How much less? That connects back in part to the first point – how much you might discount them is function of their relative risk. With “risk-free” rates currently rising, I don’t think a 15% discount rate is too high. For example, for simple math, using 15% on $880 million in receivables over 4 periods results in a present value of $628 million, or 70% of the full face value. For a rough sketch, I am making some quick adjustments to the TBV I calculated of $747.5 million at 12/31/21: subtract out $908 million in total commissions receivable, and add back in $628 million as a discounted present value on the receivables (assumed at $220 million per period over 4 periods discounted at 15%). That gets me to $467.5 million in TBV, and a TBV per share of about $17.50, as opposed to an original TBV per share of $26. At a current share price around $8.50 today, the price to (discounted) TBV is something closer to 0.49, instead of the 0.3x as reported.
Alternatively, to be even more conservative, I considered assigning a value of zero to all commissions receivable other than the current receivables. Reducing the TBV of $747.5 million by $653 million in long-term receivables yields an adjusted TBV of $94.5 million, $3.50 TBV per share, pushing P/TBV to 2.43x.

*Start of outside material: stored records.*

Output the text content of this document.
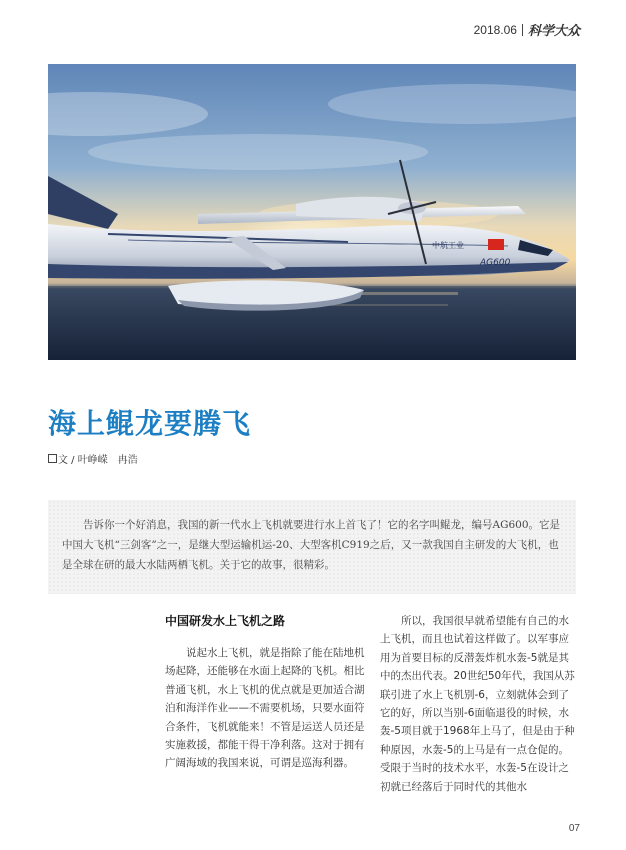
2018.06 科学大众
中航工业
AG600
海上鲲龙要腾飞
文 / 叶峥嵘　冉浩

告诉你一个好消息，我国的新一代水上飞机就要进行水上首飞了！它的名字叫鲲龙，编号AG600。它是中国大飞机“三剑客”之一，是继大型运输机运-20、大型客机C919之后，又一款我国自主研发的大飞机，也是全球在研的最大水陆两栖飞机。关于它的故事，很精彩。

中国研发水上飞机之路

说起水上飞机，就是指除了能在陆地机场起降，还能够在水面上起降的飞机。相比普通飞机，水上飞机的优点就是更加适合湖泊和海洋作业——不需要机场，只要水面符合条件，飞机就能来！不管是运送人员还是实施救援，都能干得干净利落。这对于拥有广阔海域的我国来说，可谓是巡海利器。

所以，我国很早就希望能有自己的水上飞机，而且也试着这样做了。以军事应用为首要目标的反潜轰炸机水轰-5就是其中的杰出代表。20世纪50年代，我国从苏联引进了水上飞机别-6，立刻就体会到了它的好，所以当别-6面临退役的时候，水轰-5项目就于1968年上马了，但是由于种种原因，水轰-5的上马是有一点仓促的。受限于当时的技术水平，水轰-5在设计之初就已经落后于同时代的其他水

07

This would be the most extreme case; there is no immediately plausible scenario in which future receivables would be (or should be) discounted to zero, but gives an outer bound. The bottom line is that I believe the P/TBV as represented at 0.3x is too low, 2.4x is too high, and determining an approximate correct value depends substantially on one’s conviction in the durability of the long-term receivables and how to treat them.
Intuitively, I don’t believe there is any aspect of the eHealth business that would justify it having a P/TBV over 1.0x, based on the underlying quality of the business. Obviously the market sets the price aspect, from which one can work backwards to figure an idea of the maximum TBV that is reasonable, and an investor essentially has to determine if that value makes sense.

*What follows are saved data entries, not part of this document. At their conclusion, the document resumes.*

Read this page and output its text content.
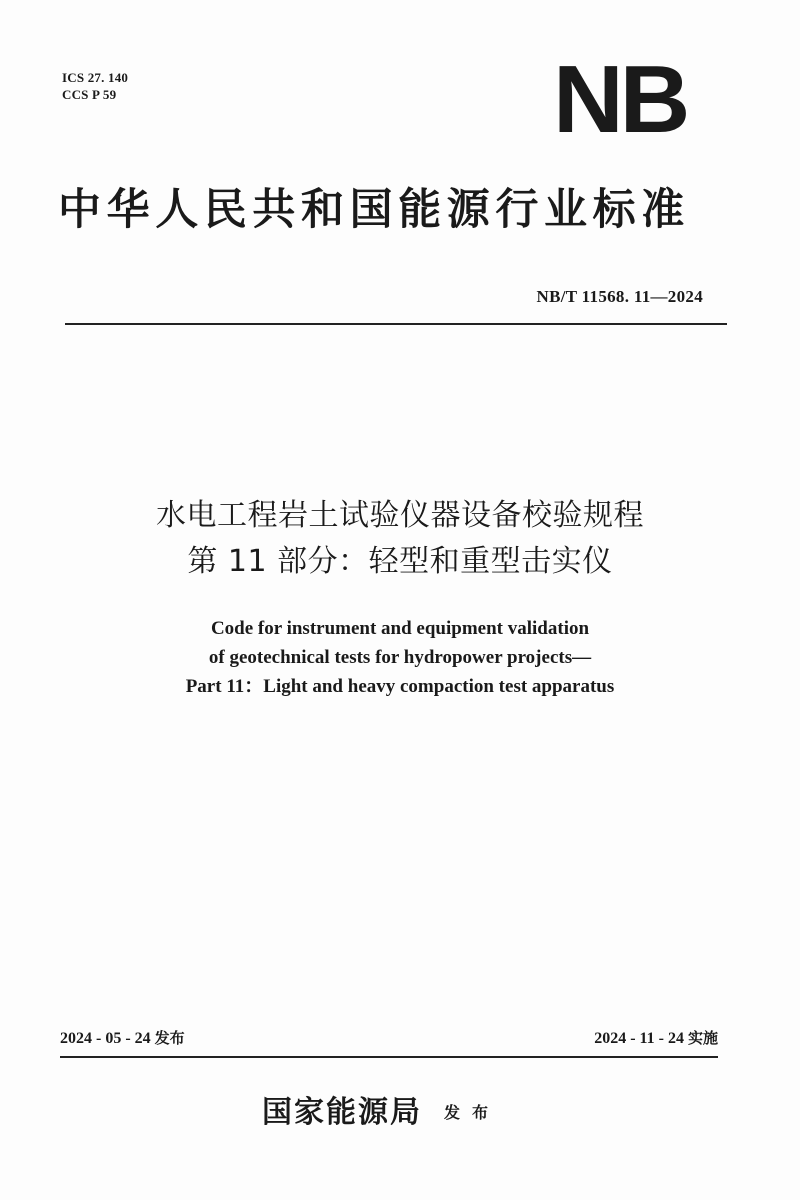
ICS 27. 140
CCS P 59	NB
中华人民共和国能源行业标准
NB/T 11568. 11—2024
水电工程岩土试验仪器设备校验规程
第 11 部分：轻型和重型击实仪
Code for instrument and equipment validation
of geotechnical tests for hydropower projects—
Part 11：Light and heavy compaction test apparatus
2024 - 05 - 24 发布	2024 - 11 - 24 实施
国家能源局 发布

In the range of $8.50 per share, I think the market has brought it to an appropriate range on the basis of the balance sheet’s heavy weighting to the commissions that expected more than 12 months out and the life-time value of each customer. Given the size but uncertainties of these values, even though actuaries have reviewed them, their value relative to eHealth’s ability to control its costs is where the battle lines are drawn. However, the combination of new management, an aging US demographic rapidly qualifying for Medicare, and overall enrollment trends in Medicare plans are all favorable for eHealth’s potential.
I am cautiously optimistic that the market has priced in now most of the challenges and has a more clear-eyed view of eHealth’s value, and for an investor with a long time horizon to allow the thesis to play out, I consider eHealth to be a hold or speculative buy.